Ovinomancer
No flips for you!
There's a common mistake to confuse astrology with astronomy. At that time, astronomy had some pretty huge hurdles fir heliocentricism (see my previous). However, there was great interest in predicting the paths of the planets. This fell into astology, which was full of mathematical models to do the predicting. Some of these were predicated on heliocentricism because you could make the model work that way, but this was just math and not considered a statement on reality (again, see the astronomy).The other weird thing about this situation is that a large body within the church already considered the earth not to be the center of the universe and that this was nit even a new notion. It was held in contention by some in the church but there was already some centuries earlier a catholic monk of all things that had already used calculations on star charts, shadow measurements year to year, and other data to show the earth was revolving around the sun.

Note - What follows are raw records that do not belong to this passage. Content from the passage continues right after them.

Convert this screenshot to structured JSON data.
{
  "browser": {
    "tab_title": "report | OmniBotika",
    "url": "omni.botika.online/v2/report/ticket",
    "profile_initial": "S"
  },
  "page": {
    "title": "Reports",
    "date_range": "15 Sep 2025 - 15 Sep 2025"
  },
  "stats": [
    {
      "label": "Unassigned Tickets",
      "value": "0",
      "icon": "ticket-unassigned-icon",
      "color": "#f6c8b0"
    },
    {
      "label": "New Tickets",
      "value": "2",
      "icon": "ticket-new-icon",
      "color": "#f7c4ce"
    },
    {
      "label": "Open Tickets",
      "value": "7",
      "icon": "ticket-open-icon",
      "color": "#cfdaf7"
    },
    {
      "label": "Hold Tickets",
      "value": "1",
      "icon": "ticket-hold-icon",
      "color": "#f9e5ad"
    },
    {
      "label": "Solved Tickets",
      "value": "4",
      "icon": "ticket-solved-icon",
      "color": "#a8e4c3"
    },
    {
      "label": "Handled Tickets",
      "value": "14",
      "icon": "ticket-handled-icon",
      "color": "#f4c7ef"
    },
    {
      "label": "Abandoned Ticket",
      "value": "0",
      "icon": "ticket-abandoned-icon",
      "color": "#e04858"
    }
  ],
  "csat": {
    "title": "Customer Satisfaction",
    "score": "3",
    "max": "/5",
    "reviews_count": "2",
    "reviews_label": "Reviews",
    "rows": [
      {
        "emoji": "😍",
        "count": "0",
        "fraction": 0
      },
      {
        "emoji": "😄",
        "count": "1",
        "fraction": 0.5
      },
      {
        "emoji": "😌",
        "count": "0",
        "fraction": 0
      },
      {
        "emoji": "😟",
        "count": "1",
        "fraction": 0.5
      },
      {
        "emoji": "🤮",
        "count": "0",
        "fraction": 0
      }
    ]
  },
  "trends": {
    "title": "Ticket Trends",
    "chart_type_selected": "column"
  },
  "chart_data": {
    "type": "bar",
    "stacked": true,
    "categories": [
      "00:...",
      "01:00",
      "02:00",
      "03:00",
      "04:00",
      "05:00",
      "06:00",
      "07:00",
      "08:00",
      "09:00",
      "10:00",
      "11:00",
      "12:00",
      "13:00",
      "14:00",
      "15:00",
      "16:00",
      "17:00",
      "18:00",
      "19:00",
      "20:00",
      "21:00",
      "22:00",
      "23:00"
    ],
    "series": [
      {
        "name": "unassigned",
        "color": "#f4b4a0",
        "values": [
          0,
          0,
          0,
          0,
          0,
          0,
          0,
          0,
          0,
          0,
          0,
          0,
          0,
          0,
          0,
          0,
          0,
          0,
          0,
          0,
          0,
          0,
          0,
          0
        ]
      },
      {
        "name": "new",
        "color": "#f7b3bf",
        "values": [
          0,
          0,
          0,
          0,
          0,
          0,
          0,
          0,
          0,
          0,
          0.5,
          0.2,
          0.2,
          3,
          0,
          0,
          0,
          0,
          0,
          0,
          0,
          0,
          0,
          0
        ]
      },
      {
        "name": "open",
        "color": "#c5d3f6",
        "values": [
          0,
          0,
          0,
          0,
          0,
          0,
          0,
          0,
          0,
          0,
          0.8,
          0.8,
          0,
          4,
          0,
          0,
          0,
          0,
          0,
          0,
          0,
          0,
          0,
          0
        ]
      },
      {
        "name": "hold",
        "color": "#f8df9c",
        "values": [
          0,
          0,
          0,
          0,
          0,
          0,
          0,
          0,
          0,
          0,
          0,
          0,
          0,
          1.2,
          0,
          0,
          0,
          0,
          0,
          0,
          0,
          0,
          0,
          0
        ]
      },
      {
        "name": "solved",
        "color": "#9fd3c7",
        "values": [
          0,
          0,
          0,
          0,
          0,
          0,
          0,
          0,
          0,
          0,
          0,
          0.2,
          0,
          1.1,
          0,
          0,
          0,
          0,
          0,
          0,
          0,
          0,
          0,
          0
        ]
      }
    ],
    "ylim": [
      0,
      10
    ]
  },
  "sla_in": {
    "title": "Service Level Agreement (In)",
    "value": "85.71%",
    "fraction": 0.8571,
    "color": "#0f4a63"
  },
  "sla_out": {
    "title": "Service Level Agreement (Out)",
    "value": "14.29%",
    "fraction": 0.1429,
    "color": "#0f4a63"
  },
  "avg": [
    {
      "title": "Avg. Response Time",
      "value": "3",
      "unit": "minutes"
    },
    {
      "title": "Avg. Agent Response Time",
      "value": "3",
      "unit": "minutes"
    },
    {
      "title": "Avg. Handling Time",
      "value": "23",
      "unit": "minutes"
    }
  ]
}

I think he also showed that the sun likely was moving but i cant remember for sure if that was the same guy or someone later.
Btw, an example of what i was talking about when i said that scientific knowledge often gets discovered, forgotten, then rediscovered.

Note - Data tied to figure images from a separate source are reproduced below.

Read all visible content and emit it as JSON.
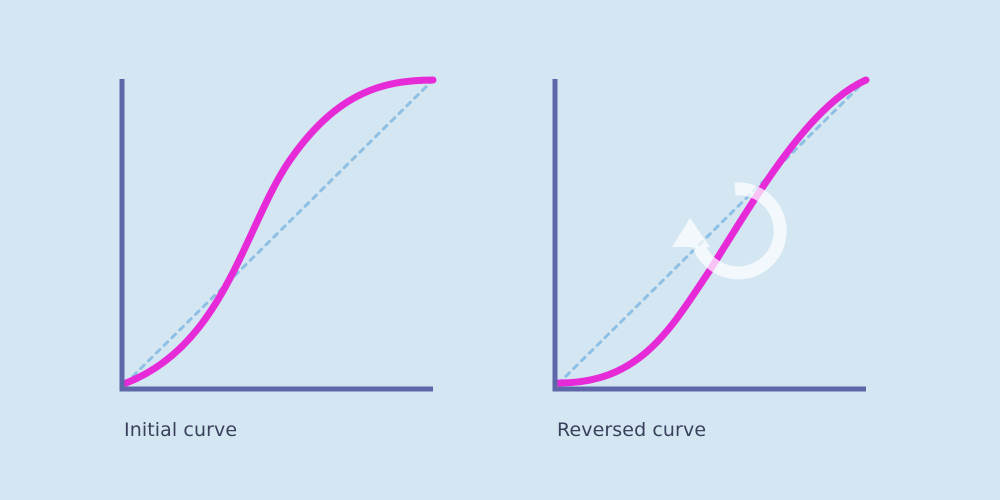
{
  "colors": {
    "background": "#d3e6f2",
    "axis": "#5e68a8",
    "curve": "#e62ad8",
    "reference_line": "#8fc0e4",
    "rotation_arrow": "#ffffff",
    "caption_text": "#3a3f5c"
  },
  "panels": [
    {
      "caption": "Initial curve",
      "curve_shape": "ease-in-out",
      "show_rotation_icon": false
    },
    {
      "caption": "Reversed curve",
      "curve_shape": "reversed ease-in-out",
      "show_rotation_icon": true
    }
  ],
  "icons": {
    "rotation": "rotate-counterclockwise-arrow-icon"
  }
}
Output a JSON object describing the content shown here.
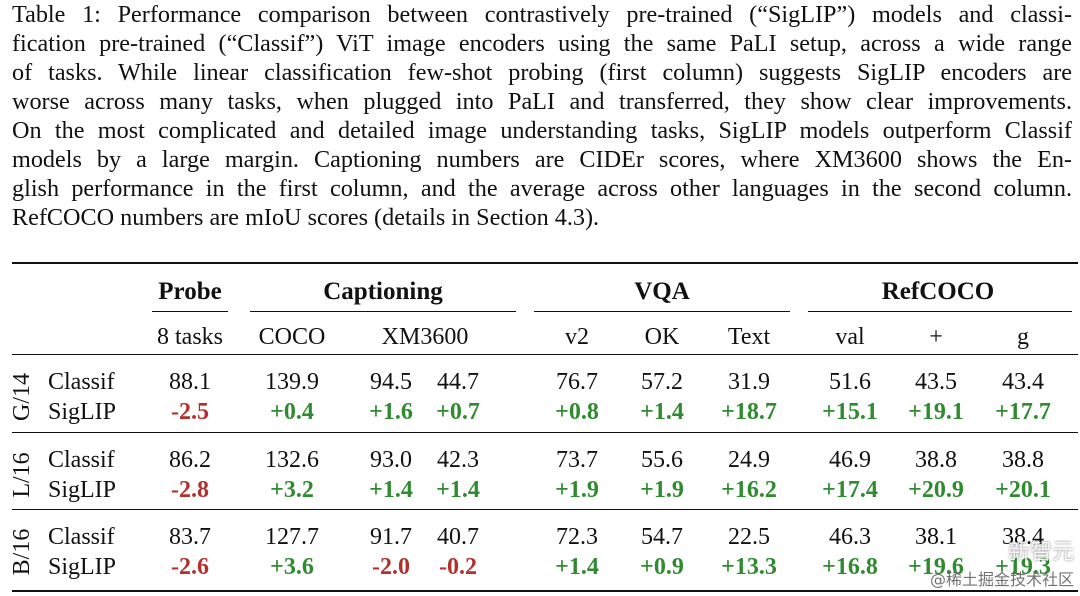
{
  "caption": {
    "lines": [
      "Table 1: Performance comparison between contrastively pre-trained (“SigLIP”) models and classi-",
      "fication pre-trained (“Classif”) ViT image encoders using the same PaLI setup, across a wide range",
      "of tasks.  While linear classification few-shot probing (first column) suggests SigLIP encoders are",
      "worse across many tasks, when plugged into PaLI and transferred, they show clear improvements.",
      "On the most complicated and detailed image understanding tasks, SigLIP models outperform Classif",
      "models by a large margin.  Captioning numbers are CIDEr scores, where XM3600 shows the En-",
      "glish performance in the first column, and the average across other languages in the second column.",
      "RefCOCO numbers are mIoU scores (details in Section 4.3)."
    ]
  },
  "table": {
    "group_headers": [
      "Probe",
      "Captioning",
      "VQA",
      "RefCOCO"
    ],
    "sub_headers": [
      "8 tasks",
      "COCO",
      "XM3600",
      "v2",
      "OK",
      "Text",
      "val",
      "+",
      "g"
    ],
    "groups": [
      {
        "name": "G/14",
        "rows": [
          {
            "label": "Classif",
            "values": [
              "88.1",
              "139.9",
              "94.5",
              "44.7",
              "76.7",
              "57.2",
              "31.9",
              "51.6",
              "43.5",
              "43.4"
            ]
          },
          {
            "label": "SigLIP",
            "values": [
              "-2.5",
              "+0.4",
              "+1.6",
              "+0.7",
              "+0.8",
              "+1.4",
              "+18.7",
              "+15.1",
              "+19.1",
              "+17.7"
            ]
          }
        ]
      },
      {
        "name": "L/16",
        "rows": [
          {
            "label": "Classif",
            "values": [
              "86.2",
              "132.6",
              "93.0",
              "42.3",
              "73.7",
              "55.6",
              "24.9",
              "46.9",
              "38.8",
              "38.8"
            ]
          },
          {
            "label": "SigLIP",
            "values": [
              "-2.8",
              "+3.2",
              "+1.4",
              "+1.4",
              "+1.9",
              "+1.9",
              "+16.2",
              "+17.4",
              "+20.9",
              "+20.1"
            ]
          }
        ]
      },
      {
        "name": "B/16",
        "rows": [
          {
            "label": "Classif",
            "values": [
              "83.7",
              "127.7",
              "91.7",
              "40.7",
              "72.3",
              "54.7",
              "22.5",
              "46.3",
              "38.1",
              "38.4"
            ]
          },
          {
            "label": "SigLIP",
            "values": [
              "-2.6",
              "+3.6",
              "-2.0",
              "-0.2",
              "+1.4",
              "+0.9",
              "+13.3",
              "+16.8",
              "+19.6",
              "+19.3"
            ]
          }
        ]
      }
    ]
  },
  "watermark": {
    "line1": "新智元",
    "line2": "@稀土掘金技术社区"
  },
  "colors": {
    "negative": "#b3312c",
    "positive": "#2e8b2e"
  }
}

We confuse these because we know more and so it's obvious to us and, as pattern seeking people, we see a pattern after tge truth. They did not see this. It was an interesting mathematical prediction model only.

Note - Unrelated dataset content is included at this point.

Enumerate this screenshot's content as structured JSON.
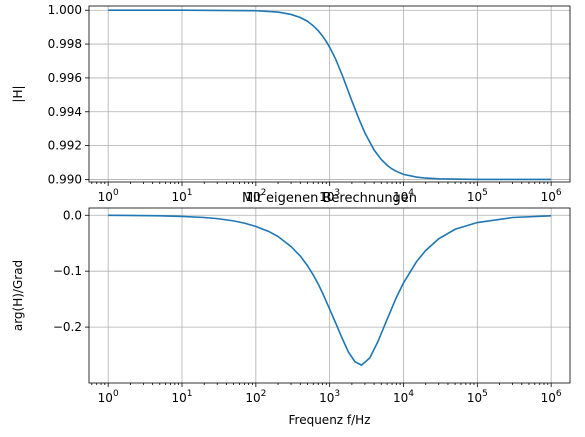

The Church encouraged such models. Galileo's model was greatly admired by many in the Church. He got into trouble by proclaiming it truth without evidence, but didn't really get into trouble until he wrote a book where the Pope was a thinly disguised character who was the moron that Galileo dunked on. Then he got house arrest in his nice villa (it was this lenient because of his many friends in the Church). Which cut him off from the parties where he was popular for his acid tongue and so was a terrible punishment. He still got at keast one more book out vua a fruend, but most don't know of it because it was a pretty fanciful theory that didn't catch on.